France | France, Cour administrative d'appel de Marseille, 6ème chambre, 05 juin 2023, 21MA02090


Vu la procédure suivante :

Procédure contentieuse antérieure :

Mme B... A... a demandé au tribunal administratif de Marseille de condamner l'Etat, à titre principal, à lui payer la somme de 113 693,38 euros, assortie des intérêts légaux et de la capitalisation des intérêts, en réparation des préjudices liés à la perte du bénéfice du concours d'accès à l'échelle de rémunération des professeurs certifiés (CAER-CAPES) de lettres modernes de la session 2016 ; de condamner l'Etat, à titre subsidiaire, à lui payer la somme de 58 794,24 euros assortie des intér

êts légaux et de la capitalisation des intérêts en réparation des préjudices liés à l...

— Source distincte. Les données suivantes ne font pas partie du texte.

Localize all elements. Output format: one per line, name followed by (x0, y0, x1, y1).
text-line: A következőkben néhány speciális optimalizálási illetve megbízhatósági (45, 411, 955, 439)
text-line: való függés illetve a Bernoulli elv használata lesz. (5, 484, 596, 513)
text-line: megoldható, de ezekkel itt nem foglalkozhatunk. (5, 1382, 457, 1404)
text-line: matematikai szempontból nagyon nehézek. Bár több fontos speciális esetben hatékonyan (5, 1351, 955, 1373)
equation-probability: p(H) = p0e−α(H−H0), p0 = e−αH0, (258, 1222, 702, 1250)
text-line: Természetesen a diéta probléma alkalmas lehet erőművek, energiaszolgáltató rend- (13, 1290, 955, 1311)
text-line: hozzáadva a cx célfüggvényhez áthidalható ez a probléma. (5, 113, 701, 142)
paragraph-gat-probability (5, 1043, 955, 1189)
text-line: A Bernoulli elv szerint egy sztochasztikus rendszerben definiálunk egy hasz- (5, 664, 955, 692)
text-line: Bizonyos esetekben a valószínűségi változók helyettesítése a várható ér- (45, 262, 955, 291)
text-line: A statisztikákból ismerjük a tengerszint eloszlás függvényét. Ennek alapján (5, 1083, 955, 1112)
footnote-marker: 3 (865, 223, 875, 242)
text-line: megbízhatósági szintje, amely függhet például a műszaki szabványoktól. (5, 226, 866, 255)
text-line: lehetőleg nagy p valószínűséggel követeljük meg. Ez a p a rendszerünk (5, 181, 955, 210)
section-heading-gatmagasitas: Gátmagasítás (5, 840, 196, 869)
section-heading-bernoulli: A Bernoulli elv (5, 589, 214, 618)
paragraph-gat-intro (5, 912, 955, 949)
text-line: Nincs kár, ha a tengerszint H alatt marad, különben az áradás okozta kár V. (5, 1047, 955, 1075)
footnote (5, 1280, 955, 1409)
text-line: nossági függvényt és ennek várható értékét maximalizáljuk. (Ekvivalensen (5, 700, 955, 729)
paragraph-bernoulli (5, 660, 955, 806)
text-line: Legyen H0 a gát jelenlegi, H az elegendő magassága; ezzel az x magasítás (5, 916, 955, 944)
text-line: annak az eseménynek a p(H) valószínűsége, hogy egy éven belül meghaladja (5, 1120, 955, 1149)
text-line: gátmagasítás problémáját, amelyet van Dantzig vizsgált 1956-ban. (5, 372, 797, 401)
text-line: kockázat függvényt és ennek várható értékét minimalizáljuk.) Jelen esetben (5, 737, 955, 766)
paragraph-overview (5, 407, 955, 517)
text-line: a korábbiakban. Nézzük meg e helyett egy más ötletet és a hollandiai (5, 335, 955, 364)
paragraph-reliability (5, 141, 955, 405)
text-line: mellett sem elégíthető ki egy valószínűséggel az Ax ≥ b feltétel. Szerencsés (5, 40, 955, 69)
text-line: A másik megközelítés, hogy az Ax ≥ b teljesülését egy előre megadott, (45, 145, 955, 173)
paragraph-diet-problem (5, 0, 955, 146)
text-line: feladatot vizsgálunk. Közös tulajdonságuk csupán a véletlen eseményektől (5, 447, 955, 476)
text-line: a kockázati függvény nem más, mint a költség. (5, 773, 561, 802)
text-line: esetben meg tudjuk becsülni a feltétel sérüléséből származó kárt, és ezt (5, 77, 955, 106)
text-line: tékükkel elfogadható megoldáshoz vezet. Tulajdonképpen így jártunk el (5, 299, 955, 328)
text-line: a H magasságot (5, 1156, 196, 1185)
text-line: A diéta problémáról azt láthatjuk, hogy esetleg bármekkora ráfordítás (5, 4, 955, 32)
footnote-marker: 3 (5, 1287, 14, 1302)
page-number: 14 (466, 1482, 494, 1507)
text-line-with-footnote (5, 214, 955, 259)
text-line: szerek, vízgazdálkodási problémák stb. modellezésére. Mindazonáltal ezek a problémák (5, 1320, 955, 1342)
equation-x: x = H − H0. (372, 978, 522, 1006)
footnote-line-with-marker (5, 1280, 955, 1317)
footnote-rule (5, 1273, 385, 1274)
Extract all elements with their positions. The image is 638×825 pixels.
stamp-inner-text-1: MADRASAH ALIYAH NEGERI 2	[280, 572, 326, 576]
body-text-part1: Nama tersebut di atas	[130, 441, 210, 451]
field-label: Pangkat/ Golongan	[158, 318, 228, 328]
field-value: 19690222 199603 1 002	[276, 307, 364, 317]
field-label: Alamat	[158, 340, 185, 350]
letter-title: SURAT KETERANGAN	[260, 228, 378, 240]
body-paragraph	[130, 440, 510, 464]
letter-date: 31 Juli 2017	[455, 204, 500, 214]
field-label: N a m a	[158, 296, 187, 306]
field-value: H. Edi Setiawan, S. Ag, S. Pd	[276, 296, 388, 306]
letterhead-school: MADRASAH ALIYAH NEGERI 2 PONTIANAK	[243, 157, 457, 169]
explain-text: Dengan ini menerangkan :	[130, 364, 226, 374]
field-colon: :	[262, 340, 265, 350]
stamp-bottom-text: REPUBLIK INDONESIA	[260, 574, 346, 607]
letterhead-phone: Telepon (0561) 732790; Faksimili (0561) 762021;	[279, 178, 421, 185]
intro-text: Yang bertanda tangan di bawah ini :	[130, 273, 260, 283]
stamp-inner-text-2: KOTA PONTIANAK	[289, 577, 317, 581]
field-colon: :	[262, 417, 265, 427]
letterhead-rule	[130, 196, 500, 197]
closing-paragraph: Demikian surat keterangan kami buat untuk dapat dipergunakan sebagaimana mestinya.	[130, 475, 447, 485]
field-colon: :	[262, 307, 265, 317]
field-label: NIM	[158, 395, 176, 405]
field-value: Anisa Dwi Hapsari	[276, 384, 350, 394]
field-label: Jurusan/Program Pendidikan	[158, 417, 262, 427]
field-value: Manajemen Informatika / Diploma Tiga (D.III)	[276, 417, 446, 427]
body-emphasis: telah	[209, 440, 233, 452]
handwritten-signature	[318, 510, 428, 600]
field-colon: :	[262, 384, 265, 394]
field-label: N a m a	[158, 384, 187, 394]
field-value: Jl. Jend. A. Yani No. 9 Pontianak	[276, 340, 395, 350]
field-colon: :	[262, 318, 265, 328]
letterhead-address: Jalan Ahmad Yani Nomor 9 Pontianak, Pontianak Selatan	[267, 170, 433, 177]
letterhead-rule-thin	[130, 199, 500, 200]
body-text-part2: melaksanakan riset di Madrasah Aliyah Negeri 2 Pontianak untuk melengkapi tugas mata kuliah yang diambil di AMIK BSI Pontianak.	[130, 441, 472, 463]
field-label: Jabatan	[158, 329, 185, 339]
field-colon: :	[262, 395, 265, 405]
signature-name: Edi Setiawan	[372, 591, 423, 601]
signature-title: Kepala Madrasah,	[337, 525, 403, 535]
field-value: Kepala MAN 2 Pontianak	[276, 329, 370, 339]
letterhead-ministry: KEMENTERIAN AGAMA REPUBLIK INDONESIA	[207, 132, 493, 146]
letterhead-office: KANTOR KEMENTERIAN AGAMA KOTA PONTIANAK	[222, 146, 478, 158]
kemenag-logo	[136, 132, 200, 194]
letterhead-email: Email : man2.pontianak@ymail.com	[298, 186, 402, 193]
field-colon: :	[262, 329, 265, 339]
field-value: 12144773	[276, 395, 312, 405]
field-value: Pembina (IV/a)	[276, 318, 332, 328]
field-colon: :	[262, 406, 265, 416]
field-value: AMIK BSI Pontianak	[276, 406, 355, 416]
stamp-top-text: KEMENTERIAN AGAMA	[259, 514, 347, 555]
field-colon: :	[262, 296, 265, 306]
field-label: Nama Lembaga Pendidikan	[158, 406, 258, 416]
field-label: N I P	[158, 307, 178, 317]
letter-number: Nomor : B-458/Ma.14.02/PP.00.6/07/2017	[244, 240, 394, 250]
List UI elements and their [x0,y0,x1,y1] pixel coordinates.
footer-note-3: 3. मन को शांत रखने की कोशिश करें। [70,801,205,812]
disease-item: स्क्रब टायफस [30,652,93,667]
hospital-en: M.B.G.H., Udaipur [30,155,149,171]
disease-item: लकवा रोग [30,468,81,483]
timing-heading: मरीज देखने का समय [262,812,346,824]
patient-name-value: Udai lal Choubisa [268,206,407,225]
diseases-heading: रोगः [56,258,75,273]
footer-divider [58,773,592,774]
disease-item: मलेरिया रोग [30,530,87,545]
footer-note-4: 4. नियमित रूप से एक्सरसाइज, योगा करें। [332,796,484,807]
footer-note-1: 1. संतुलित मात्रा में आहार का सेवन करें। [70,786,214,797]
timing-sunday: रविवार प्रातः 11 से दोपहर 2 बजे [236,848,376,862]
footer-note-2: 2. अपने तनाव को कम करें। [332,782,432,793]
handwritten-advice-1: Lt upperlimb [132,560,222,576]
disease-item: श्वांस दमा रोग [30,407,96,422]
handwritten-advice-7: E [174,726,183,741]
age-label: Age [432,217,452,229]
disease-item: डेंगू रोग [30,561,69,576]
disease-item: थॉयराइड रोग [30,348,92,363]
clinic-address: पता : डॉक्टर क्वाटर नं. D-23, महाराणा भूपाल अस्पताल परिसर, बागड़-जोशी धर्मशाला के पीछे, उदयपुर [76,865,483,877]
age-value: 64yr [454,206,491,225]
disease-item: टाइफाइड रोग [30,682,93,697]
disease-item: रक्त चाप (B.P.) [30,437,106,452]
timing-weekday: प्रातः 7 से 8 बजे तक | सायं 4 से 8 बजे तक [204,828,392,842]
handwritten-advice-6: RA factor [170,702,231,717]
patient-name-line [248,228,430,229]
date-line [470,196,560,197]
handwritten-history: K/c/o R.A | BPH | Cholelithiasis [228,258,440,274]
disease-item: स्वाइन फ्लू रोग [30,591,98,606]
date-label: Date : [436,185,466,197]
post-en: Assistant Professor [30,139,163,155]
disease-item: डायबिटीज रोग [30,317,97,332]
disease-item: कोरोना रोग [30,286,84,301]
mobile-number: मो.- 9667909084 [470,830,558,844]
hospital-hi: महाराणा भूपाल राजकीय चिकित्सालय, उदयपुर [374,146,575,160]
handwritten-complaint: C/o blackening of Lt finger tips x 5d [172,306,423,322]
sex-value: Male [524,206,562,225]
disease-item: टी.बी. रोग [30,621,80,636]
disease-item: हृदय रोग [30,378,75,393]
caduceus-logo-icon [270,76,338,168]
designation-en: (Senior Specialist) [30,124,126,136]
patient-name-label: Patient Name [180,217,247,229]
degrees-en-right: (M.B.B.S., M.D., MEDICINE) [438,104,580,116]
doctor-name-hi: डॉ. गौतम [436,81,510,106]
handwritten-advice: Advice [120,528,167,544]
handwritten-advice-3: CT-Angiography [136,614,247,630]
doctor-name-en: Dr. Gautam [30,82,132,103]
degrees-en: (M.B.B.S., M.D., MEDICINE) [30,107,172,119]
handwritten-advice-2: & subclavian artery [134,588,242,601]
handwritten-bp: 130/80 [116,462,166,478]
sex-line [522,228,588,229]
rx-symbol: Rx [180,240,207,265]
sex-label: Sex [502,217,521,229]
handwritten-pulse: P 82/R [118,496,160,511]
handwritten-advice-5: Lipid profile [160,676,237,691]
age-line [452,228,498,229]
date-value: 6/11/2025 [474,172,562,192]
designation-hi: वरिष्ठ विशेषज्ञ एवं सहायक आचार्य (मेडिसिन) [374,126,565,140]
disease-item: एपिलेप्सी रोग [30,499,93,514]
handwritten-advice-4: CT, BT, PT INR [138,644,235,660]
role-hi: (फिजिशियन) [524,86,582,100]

Vu la procédure suivante :

Procédure contentieuse antérieure :

Mme B... A... a demandé au tribunal administratif de Marseille de condamner l'Etat, à titre principal, à lui payer la somme de 113 693,38 euros, assortie des intérêts légaux et de la capitalisation des intérêts, en réparation des préjudices liés à la perte du bénéfice du concours d'accès à l'échelle de rémunération des professeurs certifiés (CAER-CAPES) de lettres modernes de la session 2016 ; de condamner l'Etat, à titre subsidiaire, à lui payer la somme de 58 794,24 euros assortie des intérêts légaux et de la capitalisation des intérêts en réparation des préjudices liés à la perte du bénéfice d'un contrat à durée indéterminée ; de condamner l'Etat à lui payer la somme de 6 609 euros au titre de ses frais d'installation et à lui payer la somme de 8 000 euros en réparation du préjudice moral et des troubles dans les conditions d'existence qu'elle a subis.

Par un jugement n° 1809723 du 6 avril 2021, le tribunal administratif de Marseille a rejeté sa demande.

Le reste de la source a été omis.